Here's the challenge: commit to reading 50 books and watching 50 movies in the next year! (Find out more...)
Courtesy of Mike | Reading Mike | Originally posted 2.11.2012
One Way to Get Book Recommendations from Friends Without Their Knowledge
A while back on Fiftyfifty.me they posted a theme idea about recommendations. I'll admit that since I already have such a large to-read list, I generally just nod and smile politely when a book is recommended to me. Occasionally there is an exception, like from my mom or brother. Although truth be told their last few recommendations are still sitting on my bedside table, unread. Or if someone recommends something already on my to-read list, the book may be bumped closer to the front of the list.
The Fiftyfifty post is correct, recommendations aren't for the weak of heart. For book lovers, you run the risk of discovering someone you know has terrible literary taste. Or, perhaps worse for the book snob, someone you know is better read than you are. But it also represents a challenge to broaden your horizons.
The other day, while browsing some friends' lists on Goodreads, I had an idea. I noticed each of these friends, when comparing books we both had rated, were never more than one star off on our ratings. Sure, sometimes my five star book was only a four for them, and the book I thought was a two made it to three in their rating, but we were never that different. It made me wonder what I would think of their favorite, five star books.
What I decided to do, instead of asking for a favorite, was semi-randomly select a five star book from these three friends on Goodreads. I say semi-randomly because, in order to make it a bit of a challenge, I wanted to make sure these were books not already on my to-read list. They needed to be books I probably wouldn't read normally.
So I now have three new books checked out from the library. The first was a five star book from my college friend. We sat through many physics classes together, but I also enjoyed discussing books with her. I recognized several of those books on her list, but I settled on Touching the Void, by Joe Simpson, a survival story of a mountaineer in the Andes. I've heard coworkers discussing this book, and the movie based on it, before, but I was never motivated to pick it up.
The second was from my cousin. Almost everyone in our extended family is a reader, so I knew my cousin would have some good books on her list. I chose The Book Thief, by Markus Zusak. This book has popped up here and there in reviews and blogs I've read, and while it's looked interesting, I've never considered reading it before. Based on her review, it looks like my cousin really enjoyed this book.
Last was from my brother. This was a bit harder to pick since a lot of his five star books are already on my to-read list, or at least they are books I could see myself picking up on my own. I've noticed our tastes aren't that different, although growing up he leaned more towards the fantasy side of things, where I read more sci fi. Anyway, I picked Graham Greene's The Power and the Glory.

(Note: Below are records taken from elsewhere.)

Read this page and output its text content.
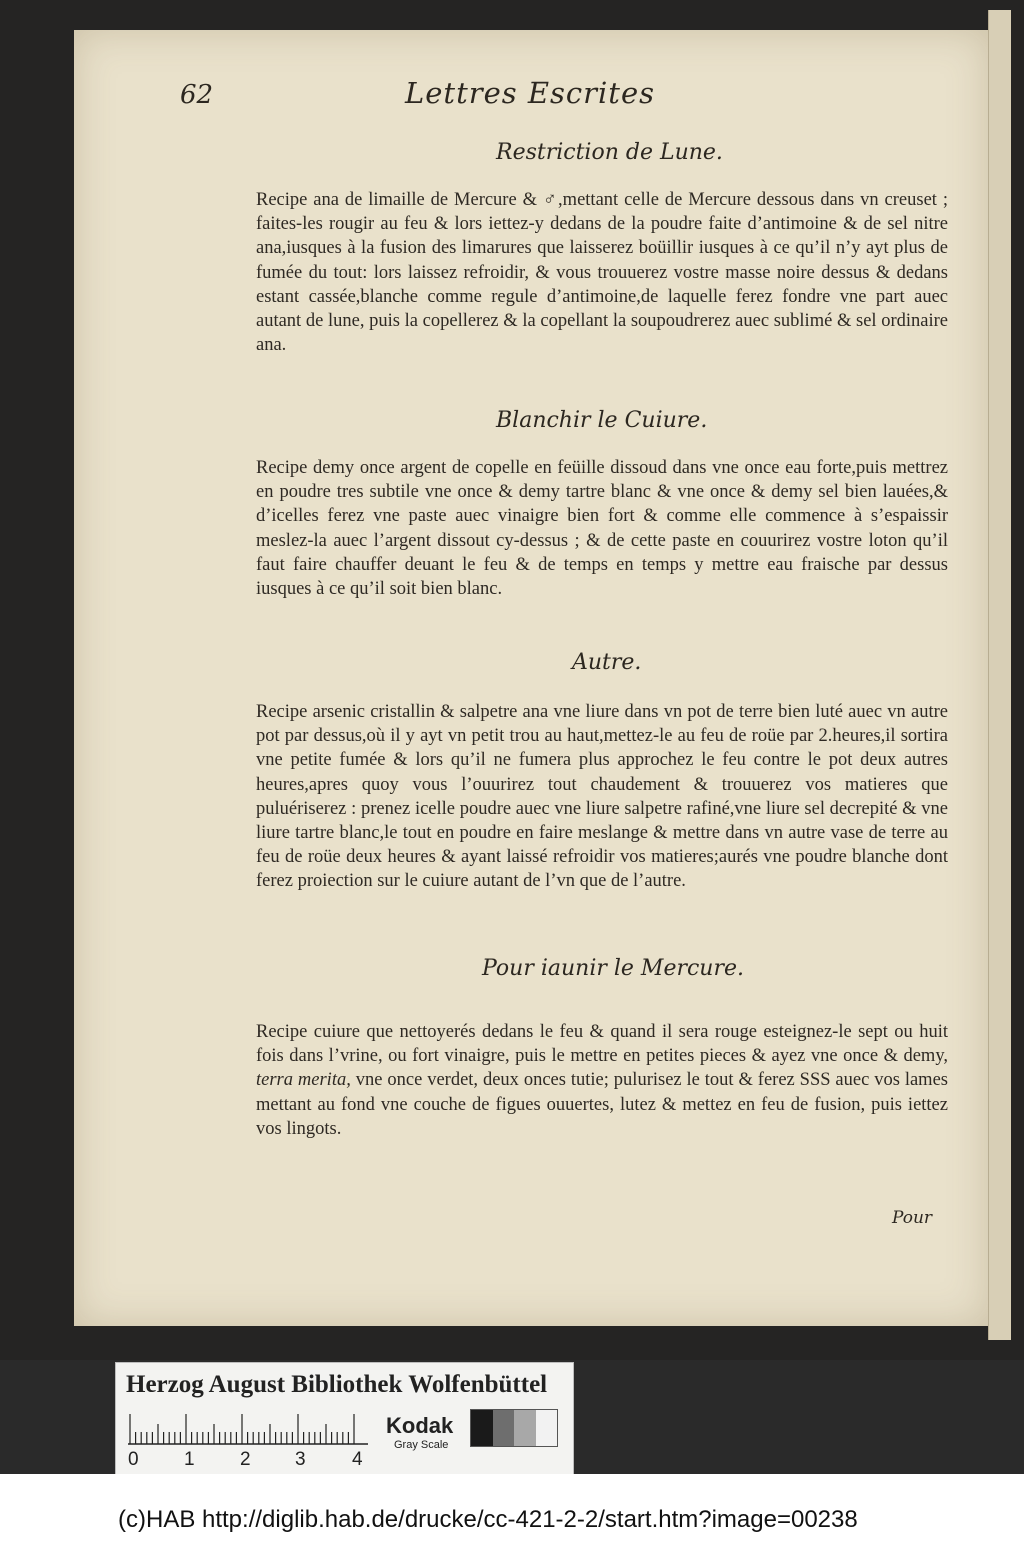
62	Lettres Escrites
Restriction de Lune.

Recipe ana de limaille de Mercure & ♂,mettant celle de Mercure dessous dans vn creuset ; faites-les rougir au feu & lors iettez-y dedans de la poudre faite d’antimoine & de sel nitre ana,iusques à la fusion des limarures que laisserez boüillir iusques à ce qu’il n’y ayt plus de fumée du tout: lors laissez refroidir, & vous trouuerez vostre masse noire dessus & dedans estant cassée,blanche comme regule d’antimoine,de laquelle ferez fondre vne part auec autant de lune, puis la copellerez & la copellant la soupoudrerez auec sublimé & sel ordinaire ana.

Blanchir le Cuiure.

Recipe demy once argent de copelle en feüille dissoud dans vne once eau forte,puis mettrez en poudre tres subtile vne once & demy tartre blanc & vne once & demy sel bien lauées,& d’icelles ferez vne paste auec vinaigre bien fort & comme elle commence à s’espaissir meslez-la auec l’argent dissout cy-dessus ; & de cette paste en couurirez vostre loton qu’il faut faire chauffer deuant le feu & de temps en temps y mettre eau fraische par dessus iusques à ce qu’il soit bien blanc.

Autre.

Recipe arsenic cristallin & salpetre ana vne liure dans vn pot de terre bien luté auec vn autre pot par dessus,où il y ayt vn petit trou au haut,mettez-le au feu de roüe par 2.heures,il sortira vne petite fumée & lors qu’il ne fumera plus approchez le feu contre le pot deux autres heures,apres quoy vous l’ouurirez tout chaudement & trouuerez vos matieres que puluériserez : prenez icelle poudre auec vne liure salpetre rafiné,vne liure sel decrepité & vne liure tartre blanc,le tout en poudre en faire meslange & mettre dans vn autre vase de terre au feu de roüe deux heures & ayant laissé refroidir vos matieres;aurés vne poudre blanche dont ferez proiection sur le cuiure autant de l’vn que de l’autre.

Pour iaunir le Mercure.

Recipe cuiure que nettoyerés dedans le feu & quand il sera rouge esteignez-le sept ou huit fois dans l’vrine, ou fort vinaigre, puis le mettre en petites pieces & ayez vne once & demy, terra merita, vne once verdet, deux onces tutie; pulurisez le tout & ferez SSS auec vos lames mettant au fond vne couche de figues ouuertes, lutez & mettez en feu de fusion, puis iettez vos lingots.

Pour
Herzog August Bibliothek Wolfenbüttel
0 1 2 3 4
Kodak
Gray Scale
(c)HAB http://diglib.hab.de/drucke/cc-421-2-2/start.htm?image=00238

I have read Graham Greene before. The one I remember was The End of the Affair, which was well written, but failed to make me care about the mentioned affair or its end. My brother, a self proclaimed Greene fan, says that one was probably his least favorite, but The Power and the Glory was much better. I said at the time that I would be willing to give Greene another go, but I've never felt the desire to pick up one of his books since then. We will see how this goes.
I'll admit I'm looking forward to reading these books. It should be an interesting twist to the fiftyfifty challenge.